PepsiCo Inc. lowered its earnings forecast as it suffered from weak consumer demand for its products during the first quarter.
PepsiCo, owner of Lay’s, Tostitos and more, saw its net revenue decline almost 2% and faced a 1% decrease in North American revenue.
President Donald Trump’s universal 10% tariff will affect Pepsi, as the concentrate of the sugary drink is made in Ireland, from which Pepsi would source due to the country’s low corporate tax rate.
PepsiCo has now lowered its estimated earnings forecast to a 3% decline.
“As we look ahead, we expect more volatility and uncertainty, particularly related to global trade developments, which we expect will increase our supply chain costs,” PepsiCo CEO Ramon Laguarta said in a statement.
The 10% tariff also affected PepsiCo’s Mexico operations, where it has two food plants.
The global 25% tariff on aluminum will also affect PepsiCo.
“We probably aren’t feeling as good about the consumer now as we were a few months ago,” Jamie Caulfield, PepsiCo finance chief, told The Wall Street Journal.
Executives from PepsiCo said they do have a plan for the tariffs but didn’t share exact details.
However, the company has started to sell items of different sizes and prices, which would allow consumers to still buy products that fit in their budget.
PepsiCo prices increased by 3% at the end of March and the organic volume declined by 2%.

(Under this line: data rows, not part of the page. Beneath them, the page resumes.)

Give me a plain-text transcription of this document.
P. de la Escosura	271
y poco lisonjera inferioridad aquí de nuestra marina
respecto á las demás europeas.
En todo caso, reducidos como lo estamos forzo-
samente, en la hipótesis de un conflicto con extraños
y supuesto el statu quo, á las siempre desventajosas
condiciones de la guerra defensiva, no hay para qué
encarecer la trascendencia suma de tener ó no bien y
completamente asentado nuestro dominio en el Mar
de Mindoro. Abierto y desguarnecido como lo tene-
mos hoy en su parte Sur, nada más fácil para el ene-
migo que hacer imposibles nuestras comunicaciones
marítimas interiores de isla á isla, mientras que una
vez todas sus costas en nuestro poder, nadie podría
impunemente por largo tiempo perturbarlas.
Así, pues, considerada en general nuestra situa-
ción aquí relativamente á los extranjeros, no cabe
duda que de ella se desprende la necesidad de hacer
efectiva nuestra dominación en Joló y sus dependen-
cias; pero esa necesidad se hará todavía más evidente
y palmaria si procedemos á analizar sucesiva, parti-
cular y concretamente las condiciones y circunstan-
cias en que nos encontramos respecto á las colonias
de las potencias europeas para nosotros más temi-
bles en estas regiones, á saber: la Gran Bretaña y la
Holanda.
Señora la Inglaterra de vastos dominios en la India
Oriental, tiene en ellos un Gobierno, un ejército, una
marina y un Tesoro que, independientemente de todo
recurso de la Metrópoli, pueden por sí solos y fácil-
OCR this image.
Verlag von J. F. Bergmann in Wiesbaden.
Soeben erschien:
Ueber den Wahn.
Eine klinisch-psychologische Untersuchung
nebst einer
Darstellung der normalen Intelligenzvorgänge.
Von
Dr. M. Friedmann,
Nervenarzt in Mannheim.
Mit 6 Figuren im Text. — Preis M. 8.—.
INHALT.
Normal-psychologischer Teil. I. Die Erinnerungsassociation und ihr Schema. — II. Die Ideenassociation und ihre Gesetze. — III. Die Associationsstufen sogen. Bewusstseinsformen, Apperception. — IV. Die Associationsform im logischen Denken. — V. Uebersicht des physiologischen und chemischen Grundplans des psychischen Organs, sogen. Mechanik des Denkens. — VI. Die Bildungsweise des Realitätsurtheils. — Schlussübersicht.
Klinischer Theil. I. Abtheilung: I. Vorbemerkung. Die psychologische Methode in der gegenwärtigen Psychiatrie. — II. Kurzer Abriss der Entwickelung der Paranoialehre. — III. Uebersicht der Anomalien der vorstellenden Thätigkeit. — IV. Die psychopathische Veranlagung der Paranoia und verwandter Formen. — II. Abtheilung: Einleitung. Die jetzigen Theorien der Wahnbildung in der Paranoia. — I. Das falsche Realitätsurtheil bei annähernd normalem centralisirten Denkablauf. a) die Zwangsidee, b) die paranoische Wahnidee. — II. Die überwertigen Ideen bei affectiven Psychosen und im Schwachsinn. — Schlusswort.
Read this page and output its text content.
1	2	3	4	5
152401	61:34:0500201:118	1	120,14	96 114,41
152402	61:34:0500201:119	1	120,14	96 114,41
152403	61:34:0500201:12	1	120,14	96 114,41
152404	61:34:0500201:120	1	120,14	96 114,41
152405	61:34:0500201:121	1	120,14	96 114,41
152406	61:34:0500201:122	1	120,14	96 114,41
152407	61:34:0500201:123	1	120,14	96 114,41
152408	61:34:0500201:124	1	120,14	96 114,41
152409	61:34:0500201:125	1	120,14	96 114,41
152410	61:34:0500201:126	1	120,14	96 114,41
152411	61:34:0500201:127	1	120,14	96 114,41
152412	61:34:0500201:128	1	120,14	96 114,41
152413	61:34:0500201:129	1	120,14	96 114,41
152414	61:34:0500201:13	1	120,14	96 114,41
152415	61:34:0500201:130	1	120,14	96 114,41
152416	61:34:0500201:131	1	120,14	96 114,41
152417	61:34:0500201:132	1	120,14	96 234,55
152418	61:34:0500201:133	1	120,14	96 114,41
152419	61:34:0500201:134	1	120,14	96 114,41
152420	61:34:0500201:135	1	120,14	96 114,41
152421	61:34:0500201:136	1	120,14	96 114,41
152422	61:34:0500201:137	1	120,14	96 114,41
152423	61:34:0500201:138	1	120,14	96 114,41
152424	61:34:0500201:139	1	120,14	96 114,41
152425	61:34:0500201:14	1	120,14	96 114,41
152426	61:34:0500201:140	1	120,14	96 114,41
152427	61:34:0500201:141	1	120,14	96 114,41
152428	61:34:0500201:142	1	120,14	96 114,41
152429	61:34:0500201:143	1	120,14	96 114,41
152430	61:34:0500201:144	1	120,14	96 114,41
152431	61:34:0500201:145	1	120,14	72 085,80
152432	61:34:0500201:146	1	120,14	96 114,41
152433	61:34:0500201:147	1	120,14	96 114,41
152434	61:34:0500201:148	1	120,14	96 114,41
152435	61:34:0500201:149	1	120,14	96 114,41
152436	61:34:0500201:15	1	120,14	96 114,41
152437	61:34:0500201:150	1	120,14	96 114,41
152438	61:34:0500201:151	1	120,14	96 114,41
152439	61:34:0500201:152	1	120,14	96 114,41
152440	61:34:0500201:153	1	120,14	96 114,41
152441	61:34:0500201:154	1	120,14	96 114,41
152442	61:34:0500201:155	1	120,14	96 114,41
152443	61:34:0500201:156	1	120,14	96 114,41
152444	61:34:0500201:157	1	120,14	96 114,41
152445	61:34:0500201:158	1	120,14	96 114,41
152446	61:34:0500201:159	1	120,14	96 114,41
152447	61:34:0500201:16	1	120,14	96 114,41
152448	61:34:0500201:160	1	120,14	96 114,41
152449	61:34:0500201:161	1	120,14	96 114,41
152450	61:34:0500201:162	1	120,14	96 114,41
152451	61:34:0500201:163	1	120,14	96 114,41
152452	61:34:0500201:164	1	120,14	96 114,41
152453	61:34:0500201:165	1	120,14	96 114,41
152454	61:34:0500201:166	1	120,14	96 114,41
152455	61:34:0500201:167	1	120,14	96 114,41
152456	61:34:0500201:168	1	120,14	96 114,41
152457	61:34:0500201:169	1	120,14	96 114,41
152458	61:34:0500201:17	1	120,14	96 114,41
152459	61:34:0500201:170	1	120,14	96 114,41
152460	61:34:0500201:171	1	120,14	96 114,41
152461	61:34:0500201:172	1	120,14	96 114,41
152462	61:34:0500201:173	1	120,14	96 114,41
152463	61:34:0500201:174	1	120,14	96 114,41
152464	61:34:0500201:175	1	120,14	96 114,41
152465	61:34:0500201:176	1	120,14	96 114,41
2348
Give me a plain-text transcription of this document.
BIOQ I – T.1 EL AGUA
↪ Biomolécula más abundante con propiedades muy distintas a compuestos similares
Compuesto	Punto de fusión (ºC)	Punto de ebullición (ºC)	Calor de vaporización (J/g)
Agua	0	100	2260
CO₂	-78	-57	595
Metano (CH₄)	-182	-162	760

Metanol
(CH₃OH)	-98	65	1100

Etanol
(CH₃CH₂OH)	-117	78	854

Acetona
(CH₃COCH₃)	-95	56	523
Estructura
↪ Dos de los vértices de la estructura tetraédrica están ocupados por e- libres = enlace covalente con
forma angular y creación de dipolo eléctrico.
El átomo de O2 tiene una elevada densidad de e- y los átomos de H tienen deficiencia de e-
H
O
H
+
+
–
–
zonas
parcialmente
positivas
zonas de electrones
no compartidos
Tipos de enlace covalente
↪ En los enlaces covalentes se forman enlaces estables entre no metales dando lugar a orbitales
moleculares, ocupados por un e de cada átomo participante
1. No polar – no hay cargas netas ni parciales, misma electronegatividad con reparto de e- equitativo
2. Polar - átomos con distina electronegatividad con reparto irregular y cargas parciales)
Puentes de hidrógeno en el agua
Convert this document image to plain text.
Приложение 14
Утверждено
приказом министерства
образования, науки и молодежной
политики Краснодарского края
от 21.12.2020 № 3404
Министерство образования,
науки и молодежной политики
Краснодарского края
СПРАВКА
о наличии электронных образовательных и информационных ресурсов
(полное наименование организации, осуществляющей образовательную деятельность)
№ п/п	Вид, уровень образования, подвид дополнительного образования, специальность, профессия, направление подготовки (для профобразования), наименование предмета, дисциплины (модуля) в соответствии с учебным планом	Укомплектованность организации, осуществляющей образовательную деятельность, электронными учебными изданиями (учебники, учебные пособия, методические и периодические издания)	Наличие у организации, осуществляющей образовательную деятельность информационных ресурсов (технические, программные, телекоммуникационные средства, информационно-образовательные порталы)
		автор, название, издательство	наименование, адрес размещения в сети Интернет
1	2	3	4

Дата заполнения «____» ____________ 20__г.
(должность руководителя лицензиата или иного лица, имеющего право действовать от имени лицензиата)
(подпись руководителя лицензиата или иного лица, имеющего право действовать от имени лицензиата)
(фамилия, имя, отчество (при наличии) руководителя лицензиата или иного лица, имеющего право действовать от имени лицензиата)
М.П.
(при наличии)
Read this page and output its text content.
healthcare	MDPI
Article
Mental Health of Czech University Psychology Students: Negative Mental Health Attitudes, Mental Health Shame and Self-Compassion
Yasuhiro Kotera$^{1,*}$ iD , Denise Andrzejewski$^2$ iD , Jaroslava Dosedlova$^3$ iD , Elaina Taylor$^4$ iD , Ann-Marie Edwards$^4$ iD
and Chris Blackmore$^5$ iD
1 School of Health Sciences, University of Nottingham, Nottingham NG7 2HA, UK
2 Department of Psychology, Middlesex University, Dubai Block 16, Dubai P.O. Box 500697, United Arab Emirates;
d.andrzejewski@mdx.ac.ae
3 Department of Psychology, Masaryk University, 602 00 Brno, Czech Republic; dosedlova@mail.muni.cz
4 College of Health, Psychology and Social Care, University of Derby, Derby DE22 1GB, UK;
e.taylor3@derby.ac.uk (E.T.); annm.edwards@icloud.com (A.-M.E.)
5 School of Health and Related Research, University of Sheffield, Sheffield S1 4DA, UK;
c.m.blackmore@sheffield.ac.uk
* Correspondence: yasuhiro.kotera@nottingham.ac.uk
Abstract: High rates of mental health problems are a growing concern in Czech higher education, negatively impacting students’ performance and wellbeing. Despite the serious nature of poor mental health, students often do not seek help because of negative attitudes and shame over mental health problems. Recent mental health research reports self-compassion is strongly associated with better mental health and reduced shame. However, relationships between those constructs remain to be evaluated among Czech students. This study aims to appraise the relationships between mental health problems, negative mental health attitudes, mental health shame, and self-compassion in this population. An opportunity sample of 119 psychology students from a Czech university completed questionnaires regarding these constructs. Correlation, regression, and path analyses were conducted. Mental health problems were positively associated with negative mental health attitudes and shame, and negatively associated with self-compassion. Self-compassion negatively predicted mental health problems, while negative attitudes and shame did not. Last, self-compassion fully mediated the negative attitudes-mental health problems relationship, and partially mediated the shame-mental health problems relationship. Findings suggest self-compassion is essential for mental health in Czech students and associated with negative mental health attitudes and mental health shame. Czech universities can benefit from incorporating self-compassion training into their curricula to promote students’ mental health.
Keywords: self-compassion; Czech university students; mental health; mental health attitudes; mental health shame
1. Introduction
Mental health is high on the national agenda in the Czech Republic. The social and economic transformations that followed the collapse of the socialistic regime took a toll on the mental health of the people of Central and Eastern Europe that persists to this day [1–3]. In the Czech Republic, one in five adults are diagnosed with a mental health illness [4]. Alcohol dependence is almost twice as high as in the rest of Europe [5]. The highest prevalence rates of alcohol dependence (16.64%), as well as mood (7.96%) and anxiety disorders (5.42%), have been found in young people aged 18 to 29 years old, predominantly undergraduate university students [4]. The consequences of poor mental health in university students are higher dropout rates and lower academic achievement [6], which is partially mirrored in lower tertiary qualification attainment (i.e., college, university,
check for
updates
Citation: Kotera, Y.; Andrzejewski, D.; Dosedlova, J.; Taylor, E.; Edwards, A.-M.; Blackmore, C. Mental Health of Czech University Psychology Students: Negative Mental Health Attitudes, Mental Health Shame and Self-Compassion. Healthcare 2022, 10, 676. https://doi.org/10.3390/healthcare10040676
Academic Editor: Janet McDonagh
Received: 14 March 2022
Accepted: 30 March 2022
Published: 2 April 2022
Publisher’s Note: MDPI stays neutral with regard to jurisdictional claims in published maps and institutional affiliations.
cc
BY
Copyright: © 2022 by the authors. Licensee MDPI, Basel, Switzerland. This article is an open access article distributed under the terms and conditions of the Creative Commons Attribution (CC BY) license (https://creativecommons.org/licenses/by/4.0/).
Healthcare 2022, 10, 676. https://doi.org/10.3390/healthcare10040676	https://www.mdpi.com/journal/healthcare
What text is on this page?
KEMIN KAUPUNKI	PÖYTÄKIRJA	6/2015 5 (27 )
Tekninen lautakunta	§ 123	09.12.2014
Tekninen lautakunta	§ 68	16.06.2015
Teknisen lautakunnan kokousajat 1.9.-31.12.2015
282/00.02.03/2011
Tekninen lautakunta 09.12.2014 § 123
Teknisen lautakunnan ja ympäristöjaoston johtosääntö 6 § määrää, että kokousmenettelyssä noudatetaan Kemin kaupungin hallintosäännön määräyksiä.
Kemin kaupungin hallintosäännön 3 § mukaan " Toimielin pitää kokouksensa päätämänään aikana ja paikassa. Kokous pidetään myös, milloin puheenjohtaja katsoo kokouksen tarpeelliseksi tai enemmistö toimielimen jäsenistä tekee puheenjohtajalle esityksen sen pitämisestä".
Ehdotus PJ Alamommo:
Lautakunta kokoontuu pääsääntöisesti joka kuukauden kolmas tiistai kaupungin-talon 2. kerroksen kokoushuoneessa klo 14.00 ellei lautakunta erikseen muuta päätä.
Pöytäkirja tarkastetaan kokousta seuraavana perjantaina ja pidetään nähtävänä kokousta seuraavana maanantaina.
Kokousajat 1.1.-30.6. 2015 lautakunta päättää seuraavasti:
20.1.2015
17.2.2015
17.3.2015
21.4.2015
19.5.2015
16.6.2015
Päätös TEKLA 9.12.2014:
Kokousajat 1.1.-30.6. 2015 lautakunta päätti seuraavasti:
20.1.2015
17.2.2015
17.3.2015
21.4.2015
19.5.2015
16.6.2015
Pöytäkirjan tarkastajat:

“Price hikes are doing the heavy lifting, with volume growth across its beloved brands like Pepsi, Gatorade, Lay’s and Doritos struggling to gain momentum,” Aarin Chiekrie, an equity analyst at British financial services company Hargreaves Lansdown, told Reuters.
PepsiCo now faces a new challenge with the newly enforced tariffs and will soon have to decide what steps it will take from here.